A profissional de comunicação, considera que “esta conversa da escravatura deveria começar um debate em Portugal”, mas não na perspectiva da vergonha. “Com vergonha, as pessoas sentem-se um bocado mais constrangidas”.
“Acho que nós, jornalistas, passamos literalmente a nossa vida a contar as histórias dos outros. A nossa vida é essa, contar a história das outras pessoas sem às vezes olharmos para nós próprios e pensarmos, bem, mas eu tenho uma história muito interessante na minha família para contar e, se eu não contar esta história, ninguém vai contar para mim”, disse.
De acordo com Catarina, o documentário está a avançar devagar devido a pandemia da Covid-19, com o apoio de amigos, profissionais da imagem, curiosos sobre o tema.
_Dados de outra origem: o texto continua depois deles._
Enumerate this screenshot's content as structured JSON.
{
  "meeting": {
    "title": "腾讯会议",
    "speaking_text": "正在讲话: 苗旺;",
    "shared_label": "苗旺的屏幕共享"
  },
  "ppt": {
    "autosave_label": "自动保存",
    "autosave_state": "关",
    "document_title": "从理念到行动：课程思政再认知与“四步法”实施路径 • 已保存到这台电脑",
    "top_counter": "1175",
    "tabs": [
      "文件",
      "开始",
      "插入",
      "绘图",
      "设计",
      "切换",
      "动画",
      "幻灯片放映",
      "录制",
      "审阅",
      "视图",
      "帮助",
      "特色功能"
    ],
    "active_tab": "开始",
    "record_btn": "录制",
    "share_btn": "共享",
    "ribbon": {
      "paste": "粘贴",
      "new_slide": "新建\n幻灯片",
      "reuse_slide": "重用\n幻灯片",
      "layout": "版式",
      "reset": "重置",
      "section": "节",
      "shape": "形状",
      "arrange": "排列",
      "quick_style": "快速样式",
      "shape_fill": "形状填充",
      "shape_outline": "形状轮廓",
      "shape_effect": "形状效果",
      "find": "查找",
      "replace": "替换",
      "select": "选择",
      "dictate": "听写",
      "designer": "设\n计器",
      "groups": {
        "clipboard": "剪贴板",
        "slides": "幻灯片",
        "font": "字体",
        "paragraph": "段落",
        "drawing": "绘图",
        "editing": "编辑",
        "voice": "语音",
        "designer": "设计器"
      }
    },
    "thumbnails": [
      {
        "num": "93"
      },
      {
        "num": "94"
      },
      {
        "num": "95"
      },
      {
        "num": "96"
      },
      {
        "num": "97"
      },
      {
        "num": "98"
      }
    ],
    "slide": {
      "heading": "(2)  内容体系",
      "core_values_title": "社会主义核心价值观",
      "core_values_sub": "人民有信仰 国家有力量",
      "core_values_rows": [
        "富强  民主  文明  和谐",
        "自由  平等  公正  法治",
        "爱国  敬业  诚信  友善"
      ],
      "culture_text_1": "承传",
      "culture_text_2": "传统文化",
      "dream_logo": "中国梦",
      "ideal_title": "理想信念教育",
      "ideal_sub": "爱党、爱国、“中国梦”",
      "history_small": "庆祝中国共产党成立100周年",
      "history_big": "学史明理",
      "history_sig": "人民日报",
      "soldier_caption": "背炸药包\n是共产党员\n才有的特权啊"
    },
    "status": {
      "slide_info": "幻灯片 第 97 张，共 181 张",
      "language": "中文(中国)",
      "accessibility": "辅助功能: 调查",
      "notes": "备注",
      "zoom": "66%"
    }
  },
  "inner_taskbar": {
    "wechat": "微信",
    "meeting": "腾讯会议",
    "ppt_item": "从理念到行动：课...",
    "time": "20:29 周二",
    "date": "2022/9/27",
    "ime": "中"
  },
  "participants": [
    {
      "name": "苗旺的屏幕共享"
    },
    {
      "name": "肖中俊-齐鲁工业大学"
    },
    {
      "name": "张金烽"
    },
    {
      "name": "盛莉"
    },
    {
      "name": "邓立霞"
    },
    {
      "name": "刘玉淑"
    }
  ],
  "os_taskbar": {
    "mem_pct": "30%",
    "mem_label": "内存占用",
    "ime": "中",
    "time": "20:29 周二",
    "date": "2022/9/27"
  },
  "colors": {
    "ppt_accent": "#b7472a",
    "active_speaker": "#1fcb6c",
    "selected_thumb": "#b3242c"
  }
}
E com muitos depoimentos de pessoas que falam abertamente sobre o assunto.
Para Catarina, o impacto que a escravatura teve nos descendentes de escravos dói muito mais do que o impacto na sua vida. “Muito pelo contrário, a realidade é que, o facto de a minha família ter estado envolvida no negócio do tráfico de escravos, abriu-me muitas portas a mim também. Não estou a dizer que o dinheiro que está na conta da minha avó ou dos meus pais vem do tráfico de escravos, mas abriu portas”, realçou.
“Esse tráfico de escravos permitiu a alguém começar negócios, que permitiu a esse alguém ter uma família, permitiu a alguém viajar, até chegarmos a mim. Por isso acho importante este tipo de reflexão. Beneficiou-me, deu-me privilégios que a maior parte das pessoas que são descendentes de escravos não tem e não é só em Portugal. A escravatura tem uma ligação quase directa aos problemas de racismo que temos hoje. Portanto, os meus antepassados e mais não sei quantos antepassados de famílias de elites portuguesas contribuíram para o racismo de hoje. Seria uma hipocrisia eu ir para o meu Twitter ou para o meu Instagram escrever “Black Lives Matter”, movimento contra a violência contra a população negra, e não contar esta história”.
A jornalista não tem dúvidas de que o documentário vai provocar muitos dedos apontados, dos vários lados da história.